Employees’ childcare costs – why employers should help

Employees’ childcare costs – why employers should help

According to the Family and Childcare Trust, British parents now pay a staggering £6,000 every year on average for a part-time nursery place.

Why should employers be worried about this?
Given the high costs of childcare, it is little wonder that they are a major barrier to work for many parents. Which in turn can impact you, the employer.

In fact, a joint survey by the British Chamber of Commerce (BCC) and Middlesex University found that 33% of businesses regard the availability of childcare as a key issue in recruiting and retaining staff. Reported issues due to the cost of childcare included:

  • 28% of firms said they saw a reduction of working hours;
  • 12% a reduction in productivity;
  • 9% saw employees leave the business;
  • 8% saw staff change job roles within the company.


But won’t the increase to free childcare help with this?
Yes but onl to a certain degree.

The Government is doubling free childcare to 30 hours across England from September 2017. Many working parents of 3 to 4 year olds will be eligible. However, the first thing to understand is that this is 30 hours free for the equivalent of the school term times only, i.e. only 38 weeks per year not 52 weeks of the year.

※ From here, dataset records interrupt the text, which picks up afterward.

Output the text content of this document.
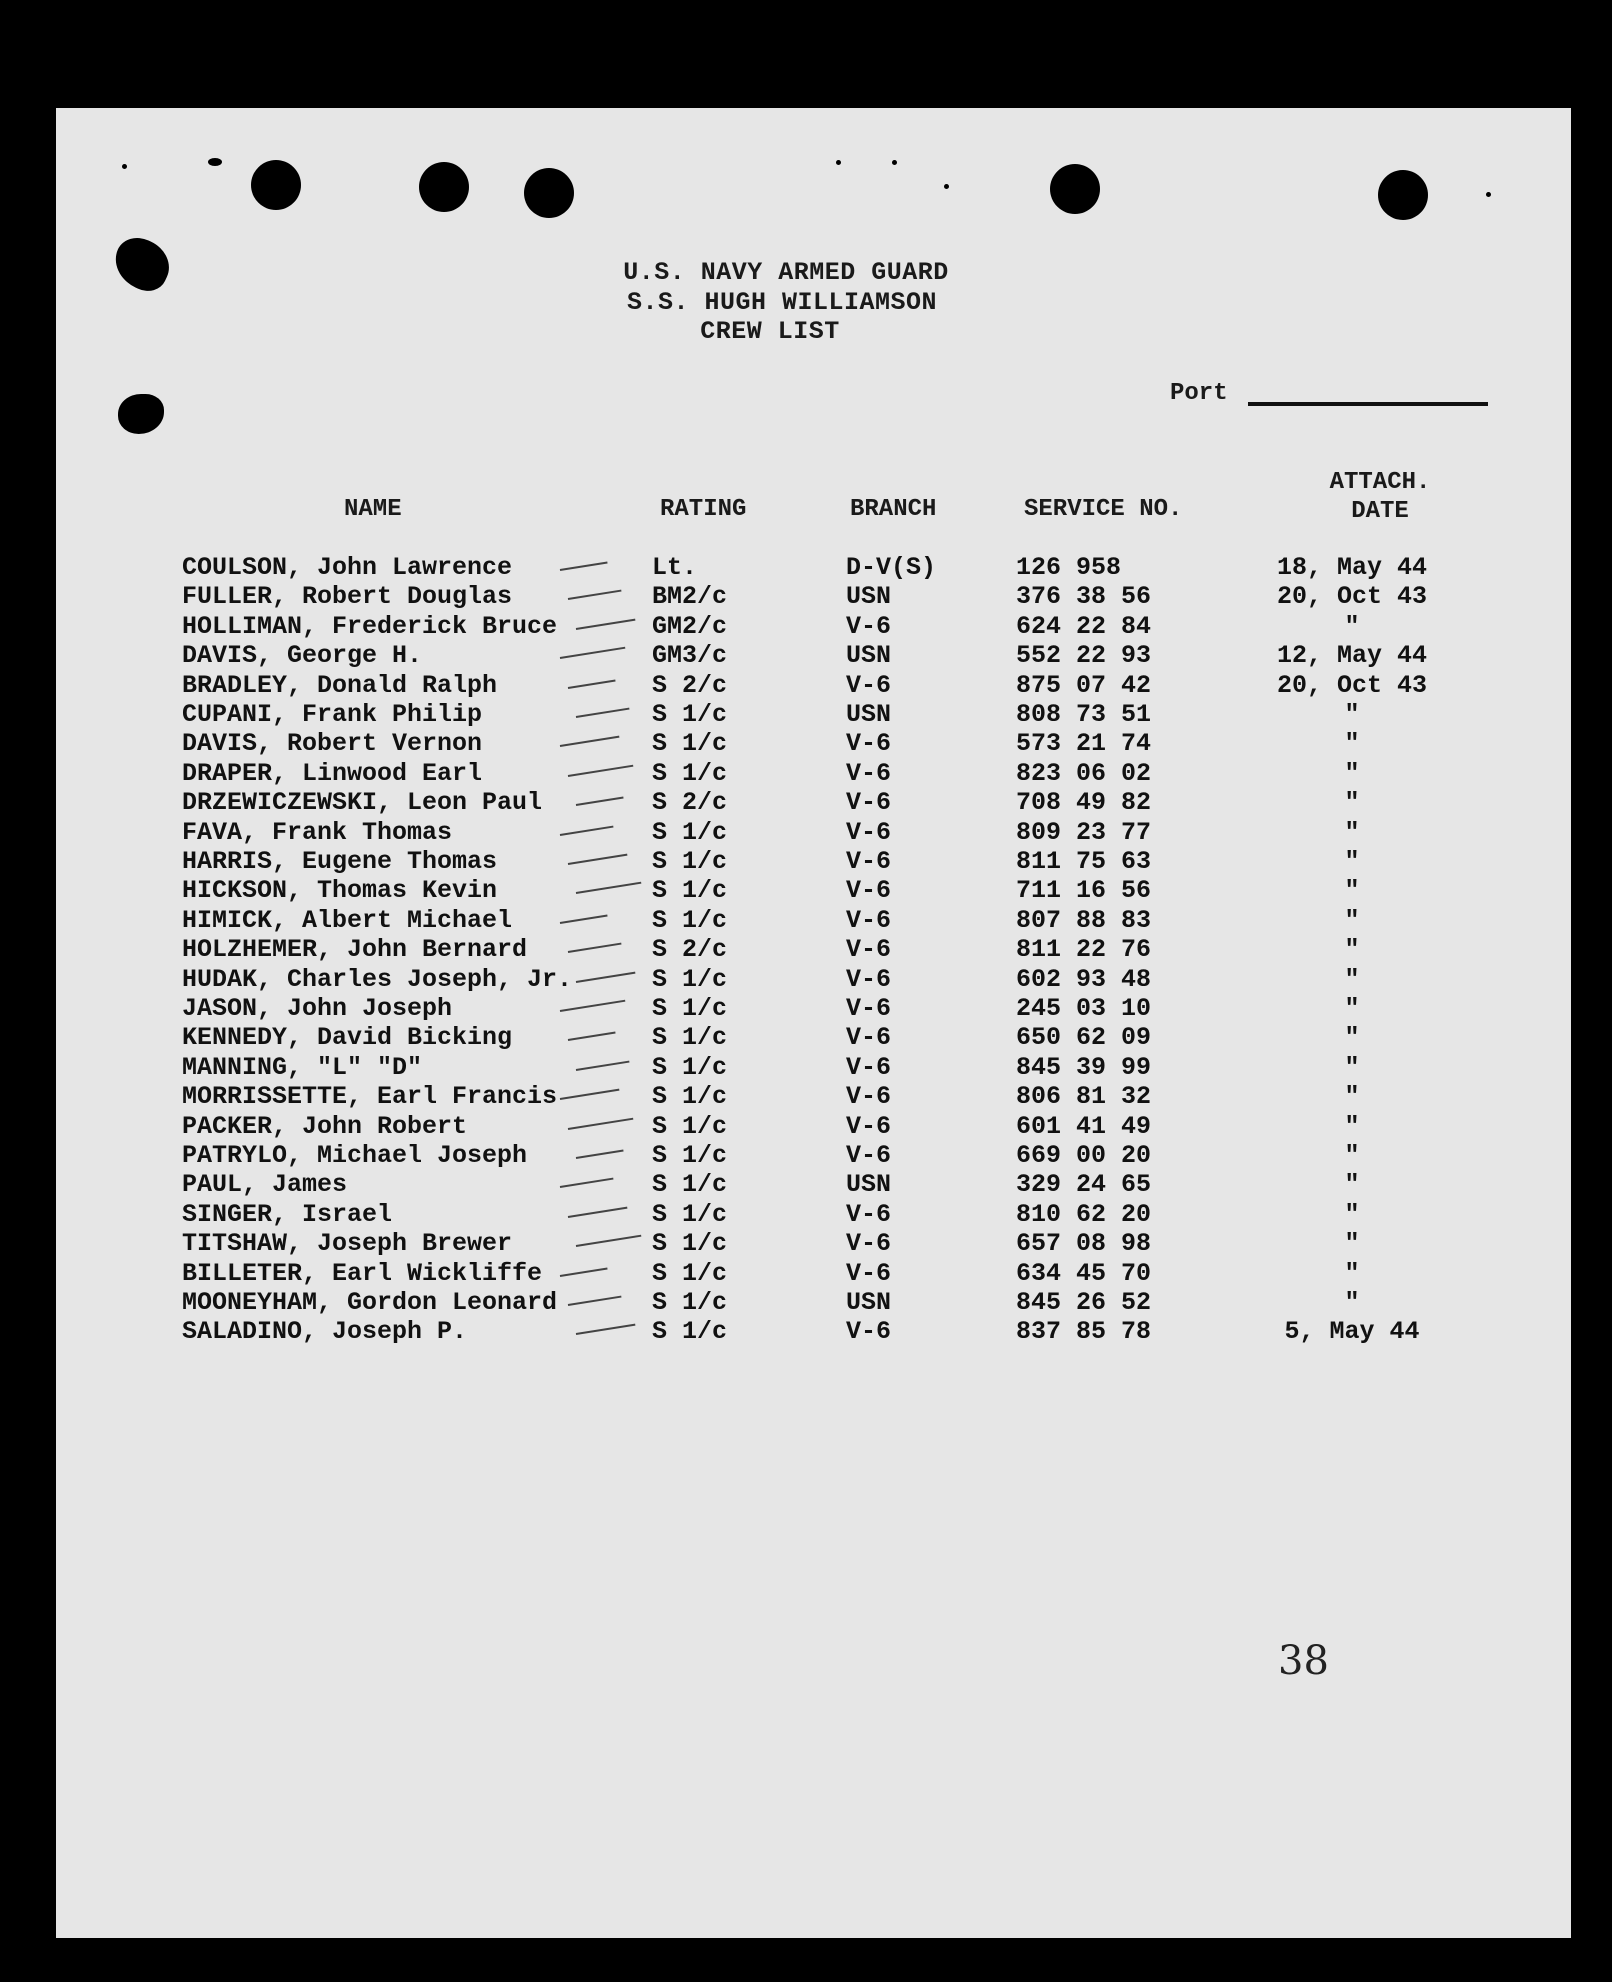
U.S. NAVY ARMED GUARD
S.S. HUGH WILLIAMSON
CREW LIST
Port
NAME	RATING	BRANCH	SERVICE NO.
ATTACH.
DATE
COULSON, John Lawrence	Lt.	D-V(S)	126 958	18, May 44
FULLER, Robert Douglas	BM2/c	USN	376 38 56	20, Oct 43
HOLLIMAN, Frederick Bruce	GM2/c	V-6	624 22 84	"
DAVIS, George H.	GM3/c	USN	552 22 93	12, May 44
BRADLEY, Donald Ralph	S 2/c	V-6	875 07 42	20, Oct 43
CUPANI, Frank Philip	S 1/c	USN	808 73 51	"
DAVIS, Robert Vernon	S 1/c	V-6	573 21 74	"
DRAPER, Linwood Earl	S 1/c	V-6	823 06 02	"
DRZEWICZEWSKI, Leon Paul	S 2/c	V-6	708 49 82	"
FAVA, Frank Thomas	S 1/c	V-6	809 23 77	"
HARRIS, Eugene Thomas	S 1/c	V-6	811 75 63	"
HICKSON, Thomas Kevin	S 1/c	V-6	711 16 56	"
HIMICK, Albert Michael	S 1/c	V-6	807 88 83	"
HOLZHEMER, John Bernard	S 2/c	V-6	811 22 76	"
HUDAK, Charles Joseph, Jr.	S 1/c	V-6	602 93 48	"
JASON, John Joseph	S 1/c	V-6	245 03 10	"
KENNEDY, David Bicking	S 1/c	V-6	650 62 09	"
MANNING, "L" "D"	S 1/c	V-6	845 39 99	"
MORRISSETTE, Earl Francis	S 1/c	V-6	806 81 32	"
PACKER, John Robert	S 1/c	V-6	601 41 49	"
PATRYLO, Michael Joseph	S 1/c	V-6	669 00 20	"
PAUL, James	S 1/c	USN	329 24 65	"
SINGER, Israel	S 1/c	V-6	810 62 20	"
TITSHAW, Joseph Brewer	S 1/c	V-6	657 08 98	"
BILLETER, Earl Wickliffe	S 1/c	V-6	634 45 70	"
MOONEYHAM, Gordon Leonard	S 1/c	USN	845 26 52	"
SALADINO, Joseph P.	S 1/c	V-6	837 85 78	5, May 44
38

Parents may be able to spread the free childcare over further weeks, but this is entirely at the discretion of their childcare provider and will mean they are getting fewer than 30 hours free childcare each week if they do.

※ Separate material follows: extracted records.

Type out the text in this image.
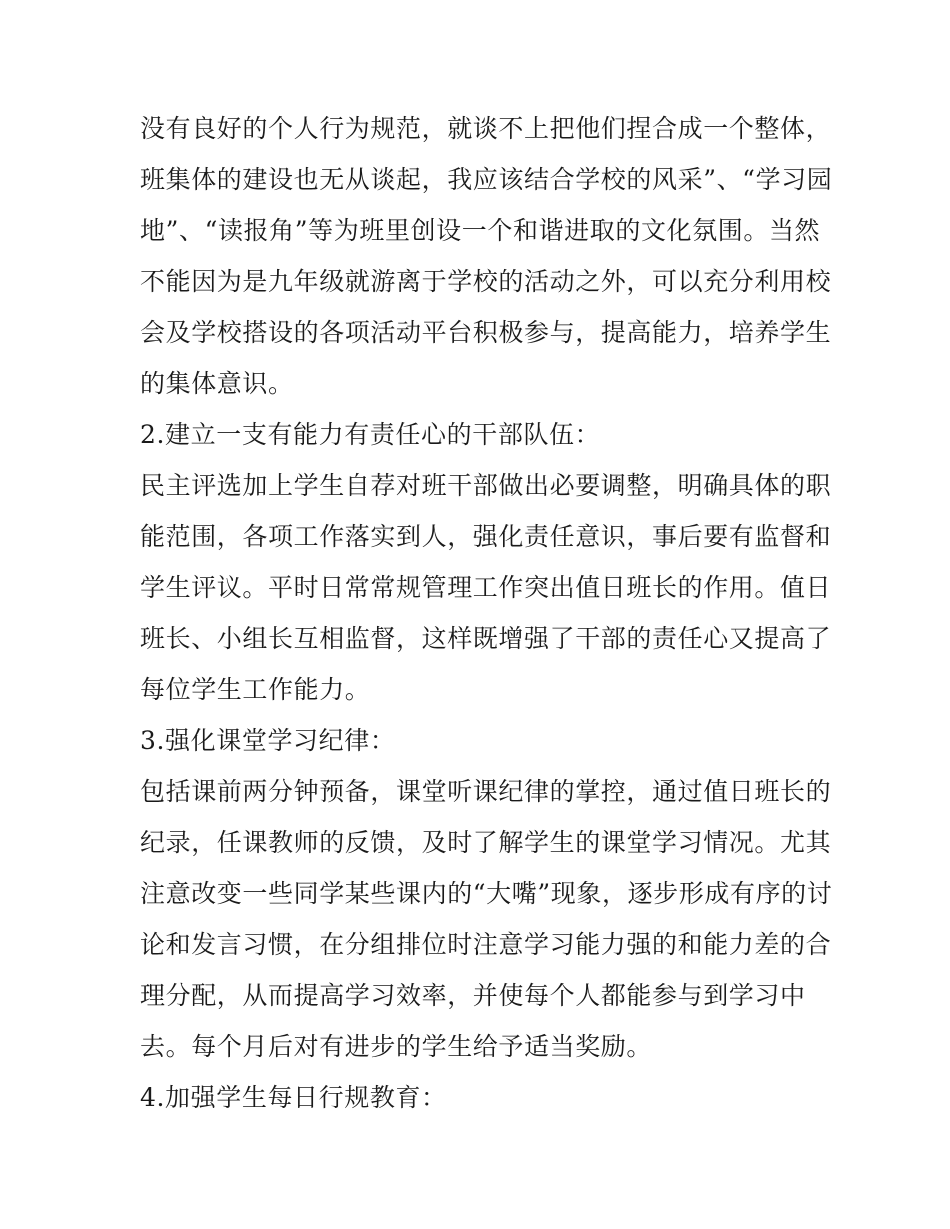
没有良好的个人行为规范，就谈不上把他们捏合成一个整体，
班集体的建设也无从谈起，我应该结合学校的风采”、“学习园
地”、“读报角”等为班里创设一个和谐进取的文化氛围。当然
不能因为是九年级就游离于学校的活动之外，可以充分利用校
会及学校搭设的各项活动平台积极参与，提高能力，培养学生
的集体意识。
2.建立一支有能力有责任心的干部队伍：
民主评选加上学生自荐对班干部做出必要调整，明确具体的职
能范围，各项工作落实到人，强化责任意识，事后要有监督和
学生评议。平时日常常规管理工作突出值日班长的作用。值日
班长、小组长互相监督，这样既增强了干部的责任心又提高了
每位学生工作能力。
3.强化课堂学习纪律：
包括课前两分钟预备，课堂听课纪律的掌控，通过值日班长的
纪录，任课教师的反馈，及时了解学生的课堂学习情况。尤其
注意改变一些同学某些课内的“大嘴”现象，逐步形成有序的讨
论和发言习惯，在分组排位时注意学习能力强的和能力差的合
理分配，从而提高学习效率，并使每个人都能参与到学习中
去。每个月后对有进步的学生给予适当奖励。
4.加强学生每日行规教育：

Furthermore, and most importantly, not everyone will necessarily be eligible. All parents will still receive the 15 hours free childcare that is currently available. But to be eligible for 30 hours, they will need to meet certain eligibility rules. These are:

  • The child will be age 3 or 4 when the scheme starts in their area
  • Both parents must be working – or the sole parent is working in a lone parent family
  • Each parent earns, on average, a weekly minimum equivalent to 16 hours at National Minimum Wage or National Living Wage. The exact amount depends on the parent’s age but for a parent aged 25+ they would need to earn a weekly average of at least £115.20.
  • Each parent must have an annual income of less than £100,000
  • They must live in England


Parents can already pre-register for the 30-hour scheme on the GOV.UK website. They will be emailed with information about when the scheme will be available and how to apply.

It is also still unclear whether all nurseries will be able to offer the flexible 30 hours free childcare. There has been a lot of concern in the childcare industry that the grant supplied by the Government is not enough to cover the costs of the current scheme.

Free education and childcare is also available for children in Scotland, Wales and Northern Ireland.

What more can employers do to help?
Given the above, it is really important that you the employer do all you can to help support your parent-employees with this issue. Many companies offer benefits such as Childcare Vouchers through salary sacrifice. Such schemes are essentially free of direct cost to the employer, as the National Insurance saving usually covers the cost of providing the vouchers. And the cost-savings to the family can really stack up. For example, a basic-rate taxpayer paying £243 a month into a Childcare Voucher Scheme could save £933 a year!

As a minimum we would recommend helping your employees understand the support that is offered (e.g. Childcare Vouchers and Tax Free Childcare) and signpost them to the support tools available.